OBJECTIVES: To present single centre experience on the efficacy and safety of similar biologic of rituximab in patients with granulomatosis with polyangiitis (GPA). METHODS: This was a retrospective study of GPA patients who received similar biologic of rituximab as either remission induction or maintenance agent. Demographic parameters, Birmingham Vasculitis Activity Score (BVAS-v3), vasculitis damage index, relapse and adverse events were retrieved from patient records. Outcomes noted were remission at 6 months in remission induction group and rates of relapses, adverse events, serious infections and mortality in both remission induction and maintenance groups. RESULTS: Seventy-seven GPA patients were enrolled. Sixty received rituximab for induction and 57 for maintenance; 69% were anti PR-3 positive. In the induction group, median BVAS-v3 reduced from 12 (IQR 6-21.5) to 0 (0-1) at 6 months. At 6 months, 60% patients attained remission, 40% in primary induction group and 74% in re-induction group (p = 0.016%). In the maintenance group, seven (12%) patients had relapses with median time to relapse of 12 (6-22) months. Median relapse free survival was 21 (6-22) months on rituximab maintenance. There were 12 deaths (15.6%) and 18 serious infections.
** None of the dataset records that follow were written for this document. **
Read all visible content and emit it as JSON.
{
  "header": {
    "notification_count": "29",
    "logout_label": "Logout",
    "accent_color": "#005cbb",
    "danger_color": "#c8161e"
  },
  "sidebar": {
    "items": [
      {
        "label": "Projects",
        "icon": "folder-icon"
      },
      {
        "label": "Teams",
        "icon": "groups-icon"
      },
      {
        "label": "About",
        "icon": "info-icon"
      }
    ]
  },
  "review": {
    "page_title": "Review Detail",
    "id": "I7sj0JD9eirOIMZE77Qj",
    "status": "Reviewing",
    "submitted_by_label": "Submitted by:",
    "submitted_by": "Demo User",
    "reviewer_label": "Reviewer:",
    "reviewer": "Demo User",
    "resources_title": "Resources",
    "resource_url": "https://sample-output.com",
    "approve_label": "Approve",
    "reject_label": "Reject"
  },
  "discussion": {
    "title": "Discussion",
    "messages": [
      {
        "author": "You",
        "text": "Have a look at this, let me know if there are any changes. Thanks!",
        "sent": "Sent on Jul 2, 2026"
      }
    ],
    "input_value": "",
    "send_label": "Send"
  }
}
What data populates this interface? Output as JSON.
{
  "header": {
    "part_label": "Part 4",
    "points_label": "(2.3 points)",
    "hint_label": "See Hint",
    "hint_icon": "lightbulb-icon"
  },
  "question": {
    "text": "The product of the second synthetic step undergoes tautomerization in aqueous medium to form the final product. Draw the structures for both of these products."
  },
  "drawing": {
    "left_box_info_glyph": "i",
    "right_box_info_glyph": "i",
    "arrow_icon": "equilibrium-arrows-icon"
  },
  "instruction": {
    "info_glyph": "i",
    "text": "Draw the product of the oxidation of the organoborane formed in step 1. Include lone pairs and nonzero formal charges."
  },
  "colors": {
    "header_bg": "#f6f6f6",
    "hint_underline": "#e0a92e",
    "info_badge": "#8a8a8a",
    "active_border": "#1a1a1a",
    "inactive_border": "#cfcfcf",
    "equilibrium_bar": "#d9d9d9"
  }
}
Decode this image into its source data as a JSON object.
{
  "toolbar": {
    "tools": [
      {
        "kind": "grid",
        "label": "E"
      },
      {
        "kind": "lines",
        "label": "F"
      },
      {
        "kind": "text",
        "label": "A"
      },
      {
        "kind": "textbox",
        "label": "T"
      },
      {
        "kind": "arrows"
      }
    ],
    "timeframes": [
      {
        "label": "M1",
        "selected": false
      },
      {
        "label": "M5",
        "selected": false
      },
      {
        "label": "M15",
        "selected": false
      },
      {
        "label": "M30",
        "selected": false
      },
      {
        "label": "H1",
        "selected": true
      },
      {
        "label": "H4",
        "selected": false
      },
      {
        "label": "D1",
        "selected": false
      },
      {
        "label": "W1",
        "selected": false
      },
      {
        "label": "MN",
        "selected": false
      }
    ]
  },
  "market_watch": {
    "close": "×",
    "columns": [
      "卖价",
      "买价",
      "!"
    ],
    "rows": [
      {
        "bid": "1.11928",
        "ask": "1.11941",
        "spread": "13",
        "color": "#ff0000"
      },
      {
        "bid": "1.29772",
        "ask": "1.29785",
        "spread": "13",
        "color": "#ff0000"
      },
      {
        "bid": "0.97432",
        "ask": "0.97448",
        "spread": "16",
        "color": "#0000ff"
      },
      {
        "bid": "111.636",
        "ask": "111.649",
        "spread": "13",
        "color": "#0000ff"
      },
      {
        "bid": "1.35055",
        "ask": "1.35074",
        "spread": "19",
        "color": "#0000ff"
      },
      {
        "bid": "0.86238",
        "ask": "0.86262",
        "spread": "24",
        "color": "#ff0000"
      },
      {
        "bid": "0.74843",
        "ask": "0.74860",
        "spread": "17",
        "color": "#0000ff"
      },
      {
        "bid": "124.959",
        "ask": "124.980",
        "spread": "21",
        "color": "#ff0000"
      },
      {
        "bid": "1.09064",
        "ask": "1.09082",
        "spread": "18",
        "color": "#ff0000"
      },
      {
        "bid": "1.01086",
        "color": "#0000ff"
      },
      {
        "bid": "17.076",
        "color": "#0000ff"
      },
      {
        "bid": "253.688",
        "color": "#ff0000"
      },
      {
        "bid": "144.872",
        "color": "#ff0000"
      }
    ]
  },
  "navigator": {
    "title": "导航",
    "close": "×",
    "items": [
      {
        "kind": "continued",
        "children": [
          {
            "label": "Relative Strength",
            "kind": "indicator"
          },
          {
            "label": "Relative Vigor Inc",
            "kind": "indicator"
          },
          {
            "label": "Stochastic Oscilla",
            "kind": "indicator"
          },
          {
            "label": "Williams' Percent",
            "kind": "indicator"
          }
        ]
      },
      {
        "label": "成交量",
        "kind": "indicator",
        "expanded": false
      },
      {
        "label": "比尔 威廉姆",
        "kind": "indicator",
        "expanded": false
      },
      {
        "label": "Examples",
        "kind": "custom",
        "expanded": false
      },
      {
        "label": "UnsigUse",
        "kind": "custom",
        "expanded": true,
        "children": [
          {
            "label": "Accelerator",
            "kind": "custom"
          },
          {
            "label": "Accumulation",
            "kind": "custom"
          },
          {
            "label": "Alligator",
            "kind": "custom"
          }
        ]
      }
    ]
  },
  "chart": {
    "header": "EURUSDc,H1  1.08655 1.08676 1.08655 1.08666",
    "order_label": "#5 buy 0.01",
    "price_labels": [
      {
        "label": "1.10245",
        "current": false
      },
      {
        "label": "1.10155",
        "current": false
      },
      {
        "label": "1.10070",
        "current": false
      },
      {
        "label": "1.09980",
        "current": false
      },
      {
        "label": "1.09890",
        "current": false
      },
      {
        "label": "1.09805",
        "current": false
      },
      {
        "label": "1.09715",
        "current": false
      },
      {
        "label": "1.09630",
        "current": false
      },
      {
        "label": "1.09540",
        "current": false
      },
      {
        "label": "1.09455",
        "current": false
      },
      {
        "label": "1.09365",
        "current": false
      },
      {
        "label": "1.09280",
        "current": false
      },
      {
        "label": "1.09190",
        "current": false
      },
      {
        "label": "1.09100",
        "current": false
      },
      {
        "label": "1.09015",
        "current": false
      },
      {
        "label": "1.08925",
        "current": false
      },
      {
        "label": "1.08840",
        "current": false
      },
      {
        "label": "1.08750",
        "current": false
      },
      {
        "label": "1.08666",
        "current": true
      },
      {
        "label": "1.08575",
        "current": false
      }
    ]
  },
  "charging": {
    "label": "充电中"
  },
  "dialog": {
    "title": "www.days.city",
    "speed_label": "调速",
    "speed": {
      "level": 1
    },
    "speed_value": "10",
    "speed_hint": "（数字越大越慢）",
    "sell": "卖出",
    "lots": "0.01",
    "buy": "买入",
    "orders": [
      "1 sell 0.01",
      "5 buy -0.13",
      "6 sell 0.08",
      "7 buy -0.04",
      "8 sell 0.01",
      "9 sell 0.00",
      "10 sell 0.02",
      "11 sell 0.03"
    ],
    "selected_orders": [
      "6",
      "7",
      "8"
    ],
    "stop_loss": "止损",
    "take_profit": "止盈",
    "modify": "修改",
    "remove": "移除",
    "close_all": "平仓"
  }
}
CONCLUSION: Similar biologic of rituximab was an effective agent for remission induction and remission maintenance in patients with GPA. Head to head trials with innovator molecule are needed to confirm these results. KEY POINTS: • Remission was achieved in 60% of GPA patients who received similar biologic of rituximab as remission induction therapy. • Relapse rate during maintenance phase was 12% with similar biologic of rituximab. Serious infections and mortality with similar biologic of rituximab were comparable with that reported previously in AAV trials.